Menurut Presiden Direktur (Presdir) PT Mahaka Radio, Adrian Syarkawie, radio masih memiliki pendengar meski mengalami penurunan bila dibandingkan dengan tahun lalu. Berdasarkan hasil diskusi dengan lembaga riset Nielsen, penurunan itu terjadi karena migrasi pendengar dari cara mendengarkan radio konvensional ke digital seperti streaming.
Jadi, sebenarnya radio masih memiliki pendengar, yang membedakan platform yang digunakan untuk mendengarkannya.
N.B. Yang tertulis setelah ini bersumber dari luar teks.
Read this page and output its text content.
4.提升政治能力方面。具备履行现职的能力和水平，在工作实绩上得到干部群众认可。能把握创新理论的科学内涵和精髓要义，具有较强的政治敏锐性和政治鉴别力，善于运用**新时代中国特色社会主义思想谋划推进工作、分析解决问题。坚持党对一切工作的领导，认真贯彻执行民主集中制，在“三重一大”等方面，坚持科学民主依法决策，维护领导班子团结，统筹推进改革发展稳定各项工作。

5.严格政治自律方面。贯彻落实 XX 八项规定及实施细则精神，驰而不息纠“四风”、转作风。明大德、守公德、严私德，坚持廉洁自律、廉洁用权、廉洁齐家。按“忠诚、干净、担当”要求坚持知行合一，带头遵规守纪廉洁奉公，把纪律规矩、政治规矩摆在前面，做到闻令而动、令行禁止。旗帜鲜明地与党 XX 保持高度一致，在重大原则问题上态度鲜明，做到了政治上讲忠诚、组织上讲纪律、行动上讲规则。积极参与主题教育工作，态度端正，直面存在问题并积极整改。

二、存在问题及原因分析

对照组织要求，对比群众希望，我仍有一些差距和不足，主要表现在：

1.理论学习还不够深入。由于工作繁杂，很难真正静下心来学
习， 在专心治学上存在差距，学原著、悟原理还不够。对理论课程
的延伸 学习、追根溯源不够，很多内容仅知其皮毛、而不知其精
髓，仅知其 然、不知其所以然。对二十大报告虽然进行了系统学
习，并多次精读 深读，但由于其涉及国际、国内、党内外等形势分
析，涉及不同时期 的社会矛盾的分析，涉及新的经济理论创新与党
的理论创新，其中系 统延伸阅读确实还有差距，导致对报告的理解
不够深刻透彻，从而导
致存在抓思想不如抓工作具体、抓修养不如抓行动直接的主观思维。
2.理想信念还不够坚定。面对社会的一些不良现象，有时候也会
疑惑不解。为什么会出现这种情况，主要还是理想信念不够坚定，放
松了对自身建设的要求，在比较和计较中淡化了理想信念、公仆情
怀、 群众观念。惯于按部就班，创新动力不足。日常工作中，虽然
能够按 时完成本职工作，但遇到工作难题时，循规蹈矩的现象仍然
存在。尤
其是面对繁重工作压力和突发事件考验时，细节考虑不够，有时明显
“Walaupun belum semua radio mempunyai aplikasi streaming, secara keseluruhan orang masih mau mendengarkan radio karena sekarang sudah ada fitur radio di handphone masing-masing. Jadi, kita sudah melihat potensinya masih bagus dan aman bahkan digital yang katanya trennya luar biasa justru jadi benefit,” terangnya di Jakarta, pekan lalu.
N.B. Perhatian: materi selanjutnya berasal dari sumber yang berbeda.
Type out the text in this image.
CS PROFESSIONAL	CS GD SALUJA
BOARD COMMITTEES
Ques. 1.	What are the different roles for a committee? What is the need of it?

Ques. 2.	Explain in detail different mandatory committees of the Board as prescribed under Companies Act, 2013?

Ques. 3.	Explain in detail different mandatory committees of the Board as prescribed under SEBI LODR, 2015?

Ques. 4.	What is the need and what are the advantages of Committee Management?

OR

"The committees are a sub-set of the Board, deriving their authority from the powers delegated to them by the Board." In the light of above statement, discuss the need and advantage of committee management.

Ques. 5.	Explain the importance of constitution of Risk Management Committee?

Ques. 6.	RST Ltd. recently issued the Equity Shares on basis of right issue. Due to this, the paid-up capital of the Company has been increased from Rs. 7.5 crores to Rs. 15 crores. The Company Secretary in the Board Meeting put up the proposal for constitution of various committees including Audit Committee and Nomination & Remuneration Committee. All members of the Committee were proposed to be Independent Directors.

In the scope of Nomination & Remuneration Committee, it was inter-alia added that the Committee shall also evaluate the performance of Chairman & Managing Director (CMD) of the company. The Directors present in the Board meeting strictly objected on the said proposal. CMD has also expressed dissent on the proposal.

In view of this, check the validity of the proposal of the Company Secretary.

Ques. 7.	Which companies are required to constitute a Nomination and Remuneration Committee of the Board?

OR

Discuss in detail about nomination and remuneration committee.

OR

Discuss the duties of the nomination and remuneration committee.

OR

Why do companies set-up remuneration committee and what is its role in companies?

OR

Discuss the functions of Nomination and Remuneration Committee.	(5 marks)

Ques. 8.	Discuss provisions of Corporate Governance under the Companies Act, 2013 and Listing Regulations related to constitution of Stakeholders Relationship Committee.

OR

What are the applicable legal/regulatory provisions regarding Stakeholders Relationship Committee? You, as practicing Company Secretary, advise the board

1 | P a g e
PT Mahaka Radio (MARI) menyadari pentingnya bersahabat dengan digital, bahkan melakukan ekspansi untuk memperbesar market share. PT MARI sebelumnya hanya memiliki 3 radio, yakni Jak FM, Gen FM Jakarta, dan Gen FM Surabaya. Dengan pasar yang telah dimiliki, PT MARI menambahkan lagi, yakni Hot FM, Kis FM, Mustang FM, dan Lite FM. Ekspansi ini dilakukan mengikuti keputusan perusahaan sebagai perusahaan Tbk.
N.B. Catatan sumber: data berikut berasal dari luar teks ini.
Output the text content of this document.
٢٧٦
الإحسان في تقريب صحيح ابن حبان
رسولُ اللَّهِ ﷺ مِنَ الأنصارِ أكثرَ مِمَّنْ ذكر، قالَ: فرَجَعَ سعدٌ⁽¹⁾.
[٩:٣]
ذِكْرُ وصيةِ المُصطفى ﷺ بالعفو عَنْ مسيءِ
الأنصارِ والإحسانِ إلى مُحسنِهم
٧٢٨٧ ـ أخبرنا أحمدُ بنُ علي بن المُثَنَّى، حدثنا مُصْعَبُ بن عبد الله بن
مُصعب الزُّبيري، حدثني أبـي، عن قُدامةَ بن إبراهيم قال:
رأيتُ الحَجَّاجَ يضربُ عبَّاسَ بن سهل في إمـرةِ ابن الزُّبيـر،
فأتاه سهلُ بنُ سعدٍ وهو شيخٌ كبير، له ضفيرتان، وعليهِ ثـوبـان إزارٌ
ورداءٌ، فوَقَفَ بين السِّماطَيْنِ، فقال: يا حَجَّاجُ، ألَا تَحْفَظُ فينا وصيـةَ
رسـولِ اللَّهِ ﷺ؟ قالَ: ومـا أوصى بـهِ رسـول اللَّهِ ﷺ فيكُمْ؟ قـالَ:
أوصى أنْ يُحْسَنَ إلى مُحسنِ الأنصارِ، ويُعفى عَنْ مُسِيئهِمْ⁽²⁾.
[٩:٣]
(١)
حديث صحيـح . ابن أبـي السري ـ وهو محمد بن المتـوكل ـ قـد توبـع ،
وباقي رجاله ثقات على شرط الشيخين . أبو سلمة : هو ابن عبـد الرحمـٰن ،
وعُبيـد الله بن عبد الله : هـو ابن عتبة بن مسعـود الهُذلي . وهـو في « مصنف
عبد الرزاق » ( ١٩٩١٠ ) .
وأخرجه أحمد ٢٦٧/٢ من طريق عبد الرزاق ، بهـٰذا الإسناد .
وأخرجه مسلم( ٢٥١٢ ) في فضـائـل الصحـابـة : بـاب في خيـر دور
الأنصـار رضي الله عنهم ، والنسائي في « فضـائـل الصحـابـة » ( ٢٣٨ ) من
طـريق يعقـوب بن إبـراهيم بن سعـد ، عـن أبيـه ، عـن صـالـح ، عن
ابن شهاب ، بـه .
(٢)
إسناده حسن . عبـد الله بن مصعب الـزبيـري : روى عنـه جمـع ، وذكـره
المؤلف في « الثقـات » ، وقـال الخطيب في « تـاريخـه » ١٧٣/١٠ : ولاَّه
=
“Jadi otomatis dengan kondisi kita nambah radio ada HOT FM kemudian ada KIS FM Mustang FM, dan Lite FM. Yang kita akuisisi harapan dan target untuk memperbesar market share sehingga ke depannya angka market share yang kita kejar di angka 59%-65%,” tambahnya.
Digital
Digital, menurut penyiar Gen FM Kemal Mochtar, menjadi keniscayaan dan digemari pendengar belakangan karena transisi radio konvensional ke digital perlahan berjalan 2-3 tahun belakangan. Namun, selama Jakarta masih macet, radio masih dibutuhkan.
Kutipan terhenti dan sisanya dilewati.